News Release

'Space-Capsule' Computing Concept May Unlock Petaflops Power, UD Researchers Report

Peer-Reviewed Publication

University of Delaware

August 25, 1997--A new computing concept--patterned after successful space missions--may soon help University of Delaware researchers complete the architectural blueprint for a supercomputer 1 million times more powerful than the most advanced personal computer now on the market.

Capable of processing 1 million billion commands or "floating point operations" per second, the world's first "petaflops" machine may feature superconducting microprocessors, three-dimensional holographic data storage, advanced semiconductor memory and optical interconnections. But first, researchers must figure out how to compensate for the fact that the machine's processing chips will work much faster than its memory.

The space-capsule computing concept should help bridge this technological gap, says Guang R. Gao, director of UD's growing Computer Architecture and Parallel Systems Laboratory (CAPSL) and a leading expert on the "multi-threaded program model," a processing strategy gaining increasing attention from high-performance chip and system designers. Gao introduced his research team's latest findings during the national Hybrid Technology Multi-threaded (HTMT) Architecture workshop, held at UD July 20-21.

How does the concept work? The key, Gao says, is to prepare "parallel computational threads--essentially, many independent instruction pathways--within the machine's lower-level memory hierarchy." The brain of a multi-threaded petaflops computer, a series of processors powered by superconducting materials that lose all resistance to electricity when deeply chilled, would execute many different tasks in turn, Gao explains. Unfortunately, these superconducting processors might run into problems when gathering information from many different sites within the computer's deep-memory hierarchy, such as the optical memory unit or the dynamic random access memory (D-RAM) region. Different types of data therefore must be converted into a single "capsule" or parcel of information, Gao says.

In other words: "You stock your capsule with all the information needed by the processors before launching it into the superconducting region," Gao says. "If you launch the information without preparing it first, the execution of tasks will almost certainly be interrupted while the processor fetches what it needs from different sites." After all, "if the Mars rover had been sent into space without all the proper equipment," Gao notes, "that mission would have been a disaster!"
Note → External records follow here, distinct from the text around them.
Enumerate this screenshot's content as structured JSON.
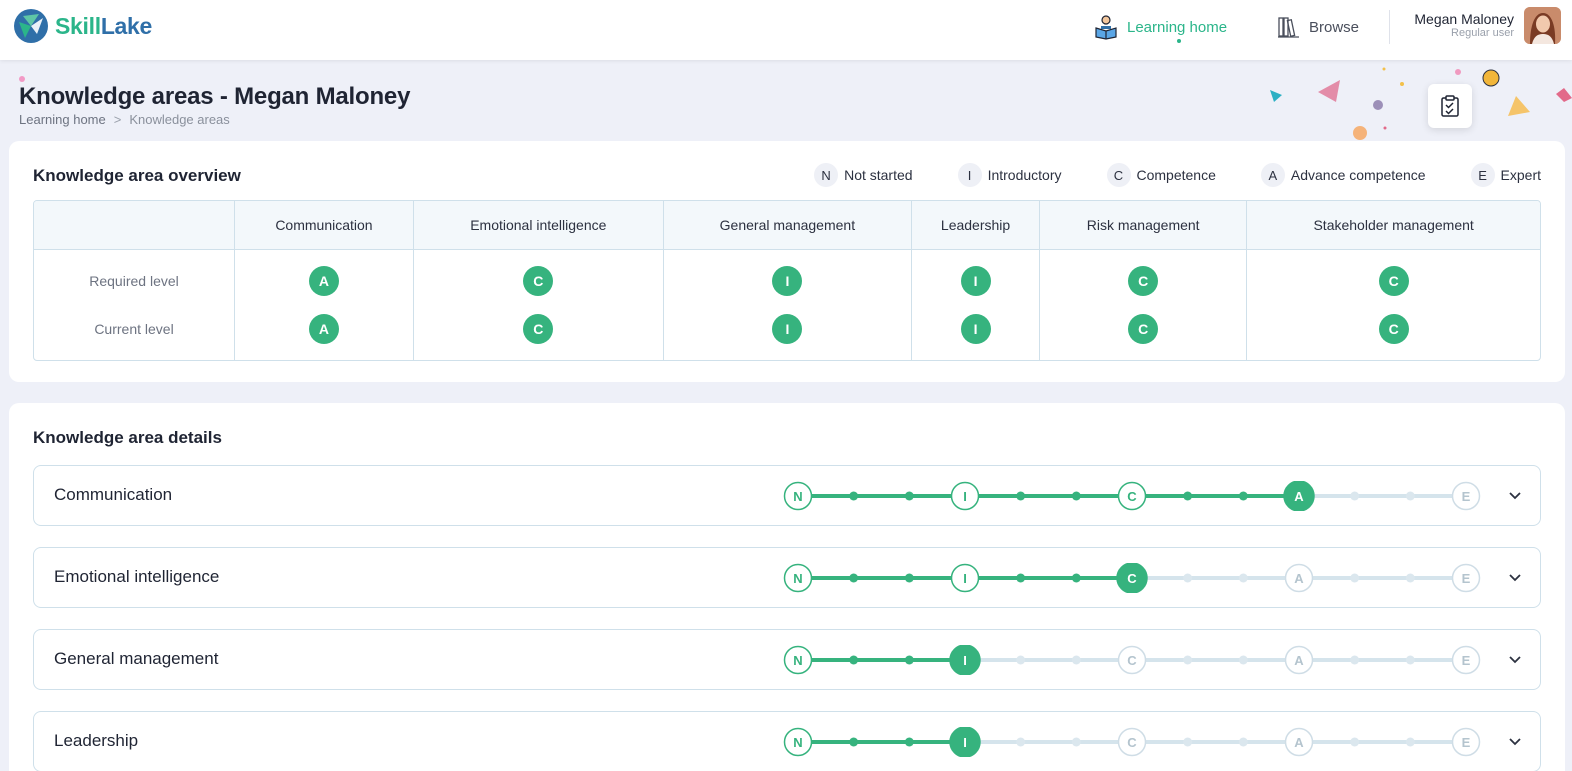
{
  "app": {
    "brand_part1": "Skill",
    "brand_part2": "Lake"
  },
  "nav": {
    "home_label": "Learning home",
    "browse_label": "Browse",
    "user_name": "Megan Maloney",
    "user_role": "Regular user"
  },
  "header": {
    "title": "Knowledge areas - Megan Maloney",
    "breadcrumb": [
      "Learning home",
      ">",
      "Knowledge areas"
    ]
  },
  "overview": {
    "title": "Knowledge area overview",
    "legend": [
      {
        "code": "N",
        "label": "Not started"
      },
      {
        "code": "I",
        "label": "Introductory"
      },
      {
        "code": "C",
        "label": "Competence"
      },
      {
        "code": "A",
        "label": "Advance competence"
      },
      {
        "code": "E",
        "label": "Expert"
      }
    ],
    "columns": [
      "Communication",
      "Emotional intelligence",
      "General management",
      "Leadership",
      "Risk management",
      "Stakeholder management"
    ],
    "rows": [
      {
        "label": "Required level",
        "values": [
          "A",
          "C",
          "I",
          "I",
          "C",
          "C"
        ]
      },
      {
        "label": "Current level",
        "values": [
          "A",
          "C",
          "I",
          "I",
          "C",
          "C"
        ]
      }
    ]
  },
  "details": {
    "title": "Knowledge area details",
    "levels": [
      "N",
      "I",
      "C",
      "A",
      "E"
    ],
    "items": [
      {
        "name": "Communication",
        "level_index": 3
      },
      {
        "name": "Emotional intelligence",
        "level_index": 2
      },
      {
        "name": "General management",
        "level_index": 1
      },
      {
        "name": "Leadership",
        "level_index": 1
      }
    ]
  },
  "colors": {
    "accent": "#36b37e",
    "brand_green": "#2bb58a",
    "brand_blue": "#2f6fa8",
    "track_inactive": "#d5e4ec",
    "border": "#cfe0ea"
  },
  "icons": {
    "logo": "skilllake-logo-icon",
    "home": "reading-person-icon",
    "browse": "books-icon",
    "checklist": "checklist-icon",
    "expand": "chevron-down-icon"
  }
}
For handling large, non-regular problems ranging from real-time weather forecasting and biochemical modeling to simulations of complex systems such as aircraft, a petaflops computer may prove essential, says Kevin B. Theobald, one of a half-dozen graduate students and postdoctoral associates in Gao's lab. Gao's work "is a critical path element in the success of the HTMT project," says researcher Thomas Sterling of the Jet Propulsion Laboratory (JPL) in Pasadena, Calif., principal investigator for the HTMT project and one of three visionaries to propose a petaflops machine in 1995.

Resulting from a study funded by the National Science Foundation and the National Aeronautics and Space Administration (NASA), the HTMT project is now sponsored by the Defense Advanced Research Project Agency (DARPA), the National Security Administration (NSA) and NASA. Gao's lab will receive $800,000 over the next several years to develop the architectural blueprint for a petaflops computer. Along with UD, the HTMT project includes the California Institute of Technology and JPL, the State University of New York at Stony Brook, Notre Dame University, Princeton University, and government and industry labs.

The UD team members are system-design veterans who previously developed a high-performance, multi-threaded, multi-processor system known as EARTH (Efficient Architecture for Running Threads)--a project directed by Gao at McGill University in Montreal, where he taught before joining the UD faculty in 1996. The EARTH platform is built atop a 20-node, 40-processor parallel machine called MANNA (Massively parallel Architecture for Numerical and Non-numerical Applications), contributed by the GMD-First computer firm of Berlin, Germany. Doctoral student Andres Marquez, who helped design the memory system for the MANNA, is now part of the UD team and one of the lead designers for the HTMT project, Gao notes.

The EARTH system also can run on the IBM SP-2 parallel computer, thanks to support from C.J. Tan and others at IBM's T.J. Watson Research Center. Tan, senior manager in charge of IBM's Deep Blue chess project, will be speaking at UD on Oct. 21.